Visual Documentation for Data Preprocessing.
smallsets: Visual Documentation for Data Preprocessing in R and Python
smallsets
website: lydialucchesi.github.io/smallsets/
Do you use R or Python to preprocess datasets for analyses? smallsets
is an R package (https://CRAN.R-project.org/package=smallsets) that transforms the preprocessing code in your R, R Markdown, Python, or Jupyter Notebook file into a Smallset Timeline. A Smallset Timeline is a static, compact visualisation composed of small data snapshots of different preprocessing steps. A full description of the Smallset Timeline can be found in the paper Smallset Timelines: A Visual Representation of Data Preprocessing Decisions in the proceedings of ACM FAccT ’22. A short (3 min) and long (15 min) YouTube video provide an introduction to the project.
The smallsets
user guide is available here and in the package in vignette("smallsets")
. If you have questions or would like help building a Smallset Timeline, please email Lydia.
Download the smallsets cheatsheet (1-page PDF)
Install from CRAN
install.packages("smallsets")
Quick start example
Run this snippet of code to build your first Smallset Timeline! It’s based on the synthetic dataset s_data, with 100 observations and eight variables (C1-C8), and the preprocessing script s_data_preprocess.R, discussed in the following section.
library(smallsets)
set.seed(145)
Smallset_Timeline(data = s_data,
code = system.file("s_data_preprocess.R", package = "smallsets"))
Structured comments
The Smallset Timeline above is based on the R preprocessing script below, s_data_preprocess.R. Structured comments were added to it, informing smallsets
what to do.
# smallsets snap s_data caption[Remove rows where C2 is FALSE.]caption
s_data <- s_data[s_data$C2 == TRUE, ]
# smallsets snap +2 s_data caption[Replace missing values in C6 and C8 with
# column means. Drop C7 because there are too many missing values.]caption
s_data$C6[is.na(s_data$C6)] <- mean(s_data$C6, na.rm = TRUE)

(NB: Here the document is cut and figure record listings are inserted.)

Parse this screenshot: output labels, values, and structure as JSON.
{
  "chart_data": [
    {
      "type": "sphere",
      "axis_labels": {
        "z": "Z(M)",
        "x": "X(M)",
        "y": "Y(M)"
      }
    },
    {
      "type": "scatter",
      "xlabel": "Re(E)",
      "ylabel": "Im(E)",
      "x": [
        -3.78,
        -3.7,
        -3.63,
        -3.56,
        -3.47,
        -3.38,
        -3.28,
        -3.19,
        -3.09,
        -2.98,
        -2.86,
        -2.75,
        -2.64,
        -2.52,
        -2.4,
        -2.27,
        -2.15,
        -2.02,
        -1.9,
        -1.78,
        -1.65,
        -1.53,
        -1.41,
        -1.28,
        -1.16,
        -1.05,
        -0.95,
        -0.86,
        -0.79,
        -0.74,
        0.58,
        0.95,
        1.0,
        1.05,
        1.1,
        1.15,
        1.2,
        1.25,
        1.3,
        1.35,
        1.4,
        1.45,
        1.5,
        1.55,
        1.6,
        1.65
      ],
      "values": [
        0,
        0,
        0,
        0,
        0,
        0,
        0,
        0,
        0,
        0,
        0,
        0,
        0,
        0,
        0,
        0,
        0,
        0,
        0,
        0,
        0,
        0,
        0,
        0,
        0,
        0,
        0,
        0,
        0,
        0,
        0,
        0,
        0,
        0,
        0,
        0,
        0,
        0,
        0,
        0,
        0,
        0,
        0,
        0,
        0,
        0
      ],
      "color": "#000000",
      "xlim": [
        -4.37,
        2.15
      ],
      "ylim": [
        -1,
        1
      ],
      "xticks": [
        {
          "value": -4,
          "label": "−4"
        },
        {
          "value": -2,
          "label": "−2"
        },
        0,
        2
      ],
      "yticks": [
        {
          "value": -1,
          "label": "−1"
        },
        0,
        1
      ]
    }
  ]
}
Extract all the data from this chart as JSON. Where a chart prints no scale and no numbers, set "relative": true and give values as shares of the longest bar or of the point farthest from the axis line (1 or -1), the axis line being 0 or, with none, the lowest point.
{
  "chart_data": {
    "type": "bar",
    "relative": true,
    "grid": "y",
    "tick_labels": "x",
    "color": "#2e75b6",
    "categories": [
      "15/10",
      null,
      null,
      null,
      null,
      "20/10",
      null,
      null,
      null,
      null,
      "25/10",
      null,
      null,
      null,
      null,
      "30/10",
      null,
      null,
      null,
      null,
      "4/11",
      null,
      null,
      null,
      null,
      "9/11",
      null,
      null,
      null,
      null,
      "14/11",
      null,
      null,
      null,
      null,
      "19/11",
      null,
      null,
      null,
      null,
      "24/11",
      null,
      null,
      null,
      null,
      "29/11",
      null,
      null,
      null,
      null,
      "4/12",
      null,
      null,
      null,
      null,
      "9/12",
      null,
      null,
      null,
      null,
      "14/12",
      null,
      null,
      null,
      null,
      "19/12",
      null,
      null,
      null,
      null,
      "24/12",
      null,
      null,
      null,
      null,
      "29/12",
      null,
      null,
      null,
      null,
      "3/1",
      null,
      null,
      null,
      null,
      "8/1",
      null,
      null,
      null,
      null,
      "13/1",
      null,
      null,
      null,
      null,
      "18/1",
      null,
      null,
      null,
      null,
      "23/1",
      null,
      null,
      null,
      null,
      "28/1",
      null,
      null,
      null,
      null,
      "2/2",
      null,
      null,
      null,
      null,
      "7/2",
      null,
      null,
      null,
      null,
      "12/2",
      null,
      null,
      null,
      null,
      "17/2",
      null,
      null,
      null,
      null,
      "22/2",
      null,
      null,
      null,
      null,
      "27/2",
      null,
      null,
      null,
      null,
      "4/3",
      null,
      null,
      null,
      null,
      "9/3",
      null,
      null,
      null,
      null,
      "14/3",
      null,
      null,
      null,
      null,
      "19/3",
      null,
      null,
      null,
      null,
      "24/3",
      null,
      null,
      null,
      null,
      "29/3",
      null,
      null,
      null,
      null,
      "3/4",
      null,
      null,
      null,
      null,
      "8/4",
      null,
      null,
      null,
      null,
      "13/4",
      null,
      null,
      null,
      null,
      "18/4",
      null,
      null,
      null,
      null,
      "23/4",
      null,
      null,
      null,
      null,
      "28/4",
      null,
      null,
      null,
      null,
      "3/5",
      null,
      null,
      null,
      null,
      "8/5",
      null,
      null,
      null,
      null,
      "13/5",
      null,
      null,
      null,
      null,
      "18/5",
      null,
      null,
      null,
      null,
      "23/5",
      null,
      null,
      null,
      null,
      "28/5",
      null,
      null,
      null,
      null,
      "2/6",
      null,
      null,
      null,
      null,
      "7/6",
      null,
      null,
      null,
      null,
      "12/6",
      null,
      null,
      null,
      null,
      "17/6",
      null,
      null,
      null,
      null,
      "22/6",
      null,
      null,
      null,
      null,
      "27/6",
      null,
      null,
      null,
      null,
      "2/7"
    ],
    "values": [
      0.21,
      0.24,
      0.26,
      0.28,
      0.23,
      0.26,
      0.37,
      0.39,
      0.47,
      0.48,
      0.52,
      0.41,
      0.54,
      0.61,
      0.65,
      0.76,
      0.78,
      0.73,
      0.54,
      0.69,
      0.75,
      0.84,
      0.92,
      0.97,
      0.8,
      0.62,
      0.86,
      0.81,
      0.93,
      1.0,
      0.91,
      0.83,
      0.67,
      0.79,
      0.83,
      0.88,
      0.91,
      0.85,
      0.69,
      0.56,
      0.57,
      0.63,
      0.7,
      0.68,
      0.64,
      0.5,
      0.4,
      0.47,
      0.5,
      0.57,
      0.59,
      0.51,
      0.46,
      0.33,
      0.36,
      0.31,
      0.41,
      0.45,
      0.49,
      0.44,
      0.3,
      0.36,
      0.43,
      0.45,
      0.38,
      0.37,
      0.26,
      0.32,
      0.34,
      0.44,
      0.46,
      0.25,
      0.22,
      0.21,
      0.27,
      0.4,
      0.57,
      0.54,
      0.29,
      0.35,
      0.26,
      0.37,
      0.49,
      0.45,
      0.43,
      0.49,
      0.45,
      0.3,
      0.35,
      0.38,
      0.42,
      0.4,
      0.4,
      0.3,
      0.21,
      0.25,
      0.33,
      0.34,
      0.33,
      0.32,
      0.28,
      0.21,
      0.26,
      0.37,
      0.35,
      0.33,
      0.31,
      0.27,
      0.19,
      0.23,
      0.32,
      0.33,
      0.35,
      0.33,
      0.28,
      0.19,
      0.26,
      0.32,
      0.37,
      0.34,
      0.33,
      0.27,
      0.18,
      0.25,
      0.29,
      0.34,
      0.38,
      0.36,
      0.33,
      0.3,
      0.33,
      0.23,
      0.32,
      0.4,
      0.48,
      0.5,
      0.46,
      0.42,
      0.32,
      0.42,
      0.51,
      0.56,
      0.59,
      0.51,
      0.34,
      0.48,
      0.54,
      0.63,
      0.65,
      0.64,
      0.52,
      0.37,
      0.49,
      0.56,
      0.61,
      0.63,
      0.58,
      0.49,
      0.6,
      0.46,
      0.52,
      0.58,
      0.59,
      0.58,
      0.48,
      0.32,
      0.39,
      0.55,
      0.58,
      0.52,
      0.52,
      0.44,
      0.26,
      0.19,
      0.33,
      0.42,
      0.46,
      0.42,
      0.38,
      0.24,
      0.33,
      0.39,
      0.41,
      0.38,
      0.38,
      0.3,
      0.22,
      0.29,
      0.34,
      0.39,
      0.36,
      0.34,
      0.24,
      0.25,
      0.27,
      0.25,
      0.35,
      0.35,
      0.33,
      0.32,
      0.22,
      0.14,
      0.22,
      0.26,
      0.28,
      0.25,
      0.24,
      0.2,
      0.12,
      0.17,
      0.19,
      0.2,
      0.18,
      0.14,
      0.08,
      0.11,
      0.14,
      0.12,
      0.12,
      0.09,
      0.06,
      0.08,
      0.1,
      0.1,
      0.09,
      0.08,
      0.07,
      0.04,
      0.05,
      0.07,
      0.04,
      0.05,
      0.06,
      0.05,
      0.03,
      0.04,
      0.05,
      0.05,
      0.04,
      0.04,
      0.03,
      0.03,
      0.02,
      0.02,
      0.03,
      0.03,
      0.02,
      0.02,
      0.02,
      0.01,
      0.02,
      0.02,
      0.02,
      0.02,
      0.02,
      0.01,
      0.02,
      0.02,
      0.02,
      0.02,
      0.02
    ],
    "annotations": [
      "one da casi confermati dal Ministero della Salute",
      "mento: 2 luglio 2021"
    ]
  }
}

s_data$C8[is.na(s_data$C8)] <- mean(s_data$C8, na.rm = TRUE)
s_data$C7 <- NULL
# smallsets snap +1 s_data caption[Create a new column, C9, by summing C3 and
# C4.]caption
s_data$C9 <- s_data$C3 + s_data$C4
Citing smallsets
If you use the smallsets
software, please cite the Smallset Timeline paper.
Lydia R. Lucchesi, Petra M. Kuhnert, Jenny L. Davis, and Lexing Xie. 2022. Smallset Timelines: A Visual Representation of Data Preprocessing Decisions. In 2022 ACM Conference on Fairness, Accountability, and Transparency (FAccT ’22). Association for Computing Machinery, New York, NY, USA, 1136–1153. https://doi.org/10.1145/3531146.3533175
@inproceedings{SmallsetTimelines,
author = {Lucchesi, Lydia R. and Kuhnert, Petra M. and Davis, Jenny L. and Xie, Lexing},
title = {Smallset Timelines: A Visual Representation of Data Preprocessing Decisions},
year = {2022},
isbn = {9781450393522},
publisher = {Association for Computing Machinery},
address = {New York, NY, USA},
url = {https://doi.org/10.1145/3531146.3533175},
doi = {10.1145/3531146.3533175},
location = {Seoul, Republic of Korea},
series = {FAccT '22}
}